À 1 heure 34 du matin, Don Bosco entre en agonie. Don Rua, son Vicaire, prend l’étole et continue les prières des agonisants, déjà commencées et suspendues vers minuit.

On appelle en toute hâte les Supérieurs majeurs, et bientôt, dans la petite cellule du mourant, se trouvent réunis une trentaine de Salésiens, prêtres, clercs et laïques, agenouillés autour du lit. À l’arrivée de Mgr Cagliero, Don Rua lui cède l’étole et passe à la droite de Don Bosco.

Alors, se penchant à l’oreille du bien-aimé Père :

— Don Bosco, lui dit-il d’une voix étranglée par la douleur, nous sommes là, nous, vos fils. Nous vous prions de nous pardonner toute la peine que nous avons pu vous causer ; en signe de pardon et de paternelle bienveillance, donnez-nous une fois encore votre bénédiction.
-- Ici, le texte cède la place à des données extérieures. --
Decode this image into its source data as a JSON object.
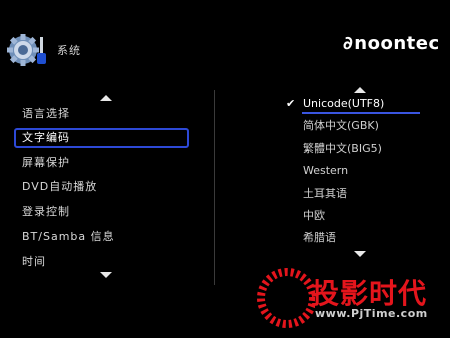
{
  "header": {
    "title": "系统",
    "icon": "settings-gear-icon",
    "brand": "noontec",
    "brand_mark": "∂"
  },
  "left_menu": {
    "items": [
      {
        "label": "语言选择"
      },
      {
        "label": "文字编码",
        "selected": true
      },
      {
        "label": "屏幕保护"
      },
      {
        "label": "DVD自动播放"
      },
      {
        "label": "登录控制"
      },
      {
        "label": "BT/Samba 信息"
      },
      {
        "label": "时间"
      }
    ]
  },
  "right_menu": {
    "check_mark": "✔",
    "items": [
      {
        "label": "Unicode(UTF8)",
        "selected": true
      },
      {
        "label": "简体中文(GBK)"
      },
      {
        "label": "繁體中文(BIG5)"
      },
      {
        "label": "Western"
      },
      {
        "label": "土耳其语"
      },
      {
        "label": "中欧"
      },
      {
        "label": "希腊语"
      }
    ]
  },
  "watermark": {
    "name": "投影时代",
    "url": "www.PjTime.com"
  },
  "colors": {
    "background": "#000000",
    "selection_border": "#2d49d6",
    "watermark_red": "#e4151c"
  }
}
Je vous conduirai la main et je prononcerai la formule.

Quelle scène de déchirante émotion ! Tous les fronts se courbent jusqu’à terre et Don Rua, rassemblant toutes les forces que lui laisse l’angoisse du moment, prononce les paroles de la bénédiction, en même temps qu’il élève la main déjà paralysée de Don Bosco pour appeler la protection de Notre-Dame Auxiliatrice sur les Salésiens présents et sur ceux qui sont dispersés sur tous les points du globe.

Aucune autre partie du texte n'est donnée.